Finding the total number of 8 bit strings.

I was wondering how I could find the total number of 8 bit strings. I know that a bit string can contain either a 0 or 1 and there are 8 digits. I think I have found a general solution to these types of problems but I do not understand why it works. The answer was $2^8$ which was a total of $256$ strings.

A similar problem with 16 bit strings had a total of $2^{16}$ strings. I do not understand why this is the case. Could someone please explain?

Well you have two choices for each of your $8$ digits. So you end up getting $2$ choices for the first digit times $2$ choices for the second digit etc. Giving you your result of $2^8$.

If for example we are looking at $3$ bit strings we have $2^3 = 8$ possible strings. Let's write them out: $000, 001, 010,100, 011, 101, 110, 111$.

In general for an n-bit string we get $2^n$ possible strings.

• Thank you for the simple explanation! – Kot May 6 '14 at 6:23

Let's start with just 3 bits. For your first bit, it can be either a 1 or a 0: 1xx, 0xx

Now for both of those, each second spot can be a zero or one, so you get 11x, 10x, 01x, 00x

And finally the last spot can be either a 0 or 1 as well: 000, 001, 010, 011, 100, 101, 110, 111

So what you get is the number of choices per spot: 2 choices in the first, * 2 choices in the second * 2 choices in the third. This gives you $2^3 = 8$

This carries for as many choices and spots as you like, you could do, say, the number of possible variations in a 3 letter string. 26 characters possible, 3 spots, so 26 choices of 26 choices of 26 choices ... $26*26*26 = 26^3$

If you add more spots, you just keep raising the power.

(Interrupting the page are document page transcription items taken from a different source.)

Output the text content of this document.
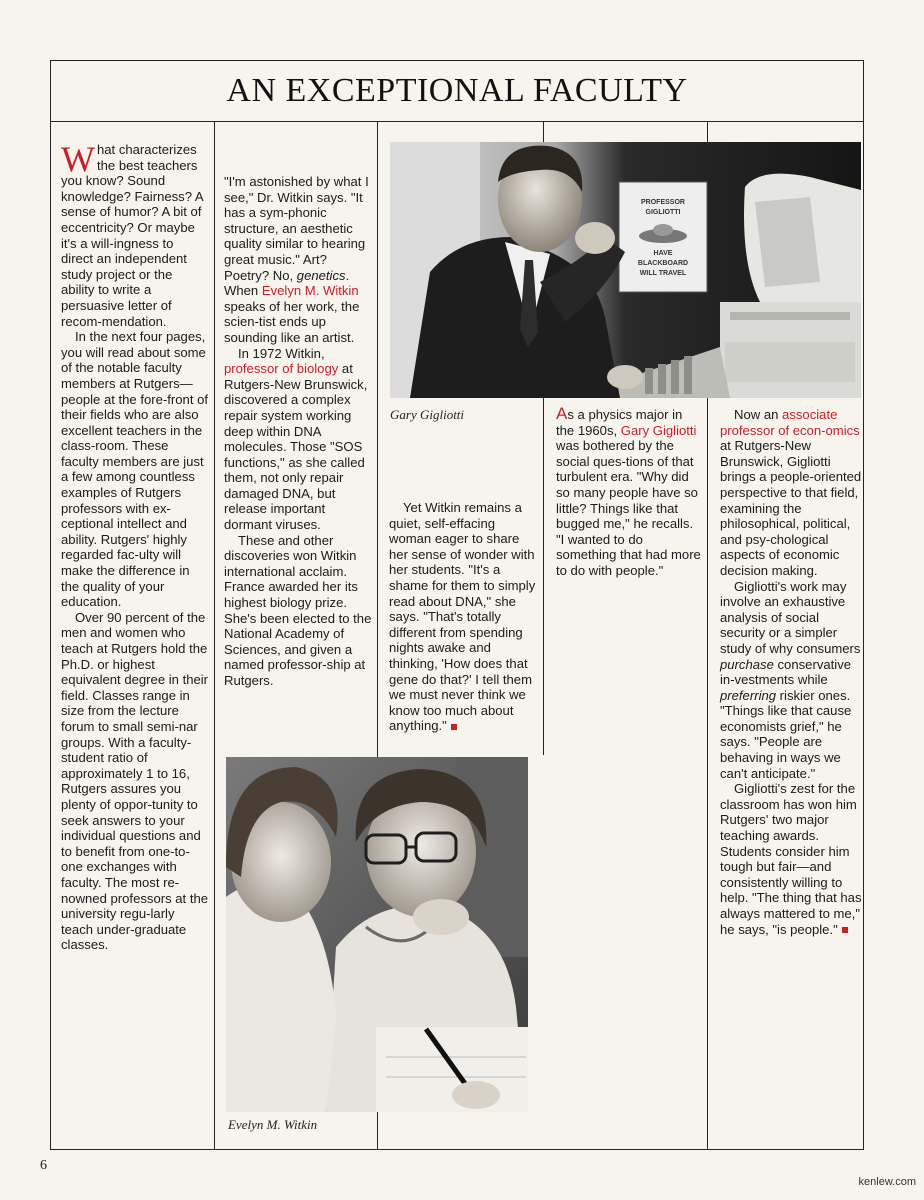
AN EXCEPTIONAL FACULTY

What characterizes the best teachers you know? Sound knowledge? Fairness? A sense of humor? A bit of eccentricity? Or maybe it's a will-ingness to direct an independent study project or the ability to write a persuasive letter of recom-mendation.

In the next four pages, you will read about some of the notable faculty members at Rutgers—people at the fore-front of their fields who are also excellent teachers in the class-room. These faculty members are just a few among countless examples of Rutgers professors with ex-ceptional intellect and ability. Rutgers' highly regarded fac-ulty will make the difference in the quality of your education.

Over 90 percent of the men and women who teach at Rutgers hold the Ph.D. or highest equivalent degree in their field. Classes range in size from the lecture forum to small semi-nar groups. With a faculty-student ratio of approximately 1 to 16, Rutgers assures you plenty of oppor-tunity to seek answers to your individual questions and to benefit from one-to-one exchanges with faculty. The most re-nowned professors at the university regu-larly teach under-graduate classes.

"I'm astonished by what I see," Dr. Witkin says. "It has a sym-phonic structure, an aesthetic quality similar to hearing great music." Art? Poetry? No, genetics. When Evelyn M. Witkin speaks of her work, the scien-tist ends up sounding like an artist.

In 1972 Witkin, professor of biology at Rutgers-New Brunswick, discovered a complex repair system working deep within DNA molecules. Those "SOS functions," as she called them, not only repair damaged DNA, but release important dormant viruses.

These and other discoveries won Witkin international acclaim. France awarded her its highest biology prize. She's been elected to the National Academy of Sciences, and given a named professor-ship at Rutgers.

Yet Witkin remains a quiet, self-effacing woman eager to share her sense of wonder with her students. "It's a shame for them to simply read about DNA," she says. "That's totally different from spending nights awake and thinking, 'How does that gene do that?' I tell them we must never think we know too much about anything."

As a physics major in the 1960s, Gary Gigliotti was bothered by the social ques-tions of that turbulent era. "Why did so many people have so little? Things like that bugged me," he recalls. "I wanted to do something that had more to do with people."

Now an associate professor of econ-omics at Rutgers-New Brunswick, Gigliotti brings a people-oriented perspective to that field, examining the philosophical, political, and psy-chological aspects of economic decision making.

Gigliotti's work may involve an exhaustive analysis of social security or a simpler study of why consumers purchase conservative in-vestments while preferring riskier ones. "Things like that cause economists grief," he says. "People are behaving in ways we can't anticipate."

Gigliotti's zest for the classroom has won him Rutgers' two major teaching awards. Students consider him tough but fair—and consistently willing to help. "The thing that has always mattered to me," he says, "is people."

PROFESSOR
GIGLIOTTI
HAVE
BLACKBOARD
WILL TRAVEL
Gary Gigliotti
Evelyn M. Witkin
6
kenlew.com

What if not every spot has the same number of choices? Well ... say you have a 4 character string where two characters are letters and two are numbers:

$26*26*10*10 = 26^2*10^2$

Think of this as a Cartesian product. Consider $B = \{0, 1\}$. Your string has $8$ digits, so $\omega \in B^{8}$, where $B^{8} = \prod_{i=1}^{8} B$. And so $\omega = (b_{1}, b_{2}, ..., b_{8})$, with each $b_{i} \in B$. By rule of product (as you would expect since we're taking a Cartesian product), we multiply the number of possibilities for each $b_{i}$, since each $b_{i}, b_{j}$ for $i \neq j$ are independent. That is, the choice for $b_{1}$ does not affect the choice for any other $b_{j}$.

And so there are $2^{8}$ such binary strings.

For the sake of an example, consider all 3-bit strings. The easiest way to internalize this is by thinking of it as a tree diagram.

At every node, we make a choice. We either add $1$ to the existing string and go left, or add $0$ and go right. So you can even think of every level as an empty dash like so _ _ _

So, for every dash, we have two choices, either a $0$ or a $1$. You can extend this reasoning for more dashes or an arbitrary $n$ bit string. As an extended exercise (after you intuitively grasp this), you could think about permutations in the same way (except that at every node, your choices reduce by $1$).

To conclude, for all $n$ bit strings over an alphabet $A = \{1,2 \dots m\}$, we have $m^n$ strings.